Red Sox fans haven’t taken kindly to it, and let him know. Whether that played a factor in the Sox actually stumping up the money to keep Rafael Devers around for the next 11 years, we’ll never know. But it does seem a departure from how FSG has operated the ball club for the past few years. Funny enough, it’s more than Betts will ever be paid, but instead of looking in the past in anger, the Fenway supporters probably just want to soak in an actual homegrown star being kept around for once.
Devers isn’t a player, under normal circumstances, that any team should ever let go. He’s a premier hitter who is only 26 and doesn’t figure to have to move positionally for a long time. You could squint and see how keeping Bogaerts around long-term might have presented a problem when he can’t play short anymore, but that used to be filed in the “figure it out later” folder.
Boston has a couple of prospects who could take up roles in the upcoming season, but had Devers been allowed to exit after 2023 the Sox would have been pissing up a rope regardless. There are also not too many other players making serious bank, and they had to put the money somewhere.
Still, it feels like the modicum for a team that finished last and is still very much staring up at the Yankees, Jays, Rays, and even the Orioles given the depth of their pipeline. They’ve still lost Bogaerts and J.D. Martinez, and only arguably have just replaced them. There’s hardly a step forward. Henry can take the relief of the headlines for a couple of days, but the reality is still he’s fielding a 78-win team that doesn’t look like it’s improved that much.
Maybe he just doesn’t want to get booed while walking the dog.
A final word on U.S. Soccer
Can’t really sum it up better:
There are a lot of twists and turns to go with this, and U.S. Soccer didn’t give any answers when they met the press yesterday afternoon, hiding behind the “ongoing investigation” obstacle. But that’s not really that big of a deal, because this all seemingly landed on them.

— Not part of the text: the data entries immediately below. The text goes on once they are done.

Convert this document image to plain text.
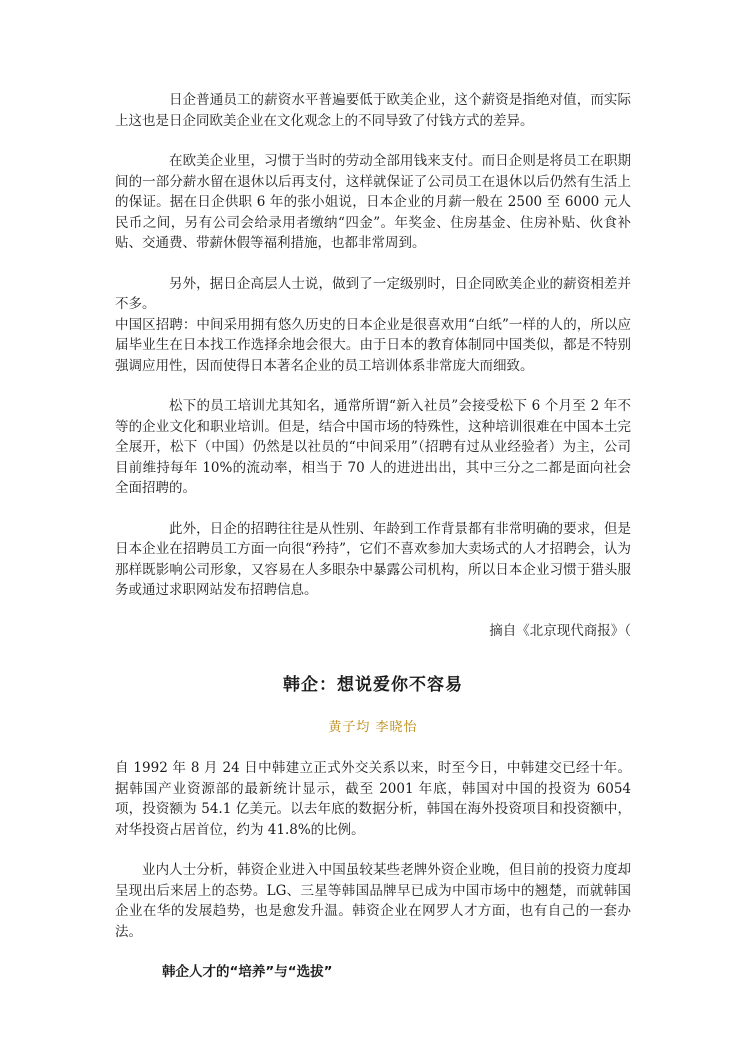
日企普通员工的薪资水平普遍要低于欧美企业，这个薪资是指绝对值，而实际上这也是日企同欧美企业在文化观念上的不同导致了付钱方式的差异。

在欧美企业里，习惯于当时的劳动全部用钱来支付。而日企则是将员工在职期间的一部分薪水留在退休以后再支付，这样就保证了公司员工在退休以后仍然有生活上的保证。据在日企供职 6 年的张小姐说，日本企业的月薪一般在 2500 至 6000 元人民币之间，另有公司会给录用者缴纳“四金”。年奖金、住房基金、住房补贴、伙食补贴、交通费、带薪休假等福利措施，也都非常周到。

另外，据日企高层人士说，做到了一定级别时，日企同欧美企业的薪资相差并不多。

中国区招聘：中间采用拥有悠久历史的日本企业是很喜欢用“白纸”一样的人的，所以应届毕业生在日本找工作选择余地会很大。由于日本的教育体制同中国类似，都是不特别强调应用性，因而使得日本著名企业的员工培训体系非常庞大而细致。

松下的员工培训尤其知名，通常所谓“新入社员”会接受松下 6 个月至 2 年不等的企业文化和职业培训。但是，结合中国市场的特殊性，这种培训很难在中国本土完全展开，松下（中国）仍然是以社员的“中间采用”（招聘有过从业经验者）为主，公司目前维持每年 10%的流动率，相当于 70 人的进进出出，其中三分之二都是面向社会全面招聘的。

此外，日企的招聘往往是从性别、年龄到工作背景都有非常明确的要求，但是日本企业在招聘员工方面一向很“矜持”，它们不喜欢参加大卖场式的人才招聘会，认为那样既影响公司形象，又容易在人多眼杂中暴露公司机构，所以日本企业习惯于猎头服务或通过求职网站发布招聘信息。

摘自《北京现代商报》（

韩企：想说爱你不容易
黄子均 李晓怡

自 1992 年 8 月 24 日中韩建立正式外交关系以来，时至今日，中韩建交已经十年。据韩国产业资源部的最新统计显示，截至 2001 年底，韩国对中国的投资为 6054 项，投资额为 54.1 亿美元。以去年底的数据分析，韩国在海外投资项目和投资额中，对华投资占居首位，约为 41.8%的比例。

业内人士分析，韩资企业进入中国虽较某些老牌外资企业晚，但目前的投资力度却呈现出后来居上的态势。LG、三星等韩国品牌早已成为中国市场中的翘楚，而就韩国企业在华的发展趋势，也是愈发升温。韩资企业在网罗人才方面，也有自己的一套办法。

韩企人才的“培养”与“选拔”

The real shame here is that Rosalind Berhalter didn’t get to tell her own story, and she should have been the only one doing so. Whatever the Reynas may claim, they took that from her, all in the service of merely bitching about how their son was treated at a tournament where team and winning are all that matters. They can claim they were just venting to close friends, but it’s curious that the close friends they chose, Ernie Stewart and Brian McBride, just happen to be employees of US Soccer. All of it was a stretch from their part, and their son was forgiven by both coach and teammates. This was retaliation, nothing more. It does nothing beneficial for their son either, only providing temporary and needless solace to parents who shouldn’t need it. But that’s the story of youth sports in this country a lot of the time, isn’t it? Why shouldn’t it spread to the top level?
Speaking of soccer…
It’s not a huge story, yet, but one wonders if this kind of thing won’t keep happening to the NWSL:
This isn’t the first time the league has lost a sparkling young talent to Europe, and with their salary caps and roster rules, and with the women’s game in Europe growing at a pace, it’s starting to feel like a trend. Can NWSL settle as not the top league in the world? Will it change its ways to stay at the top? Can it? Worth watching over the coming years.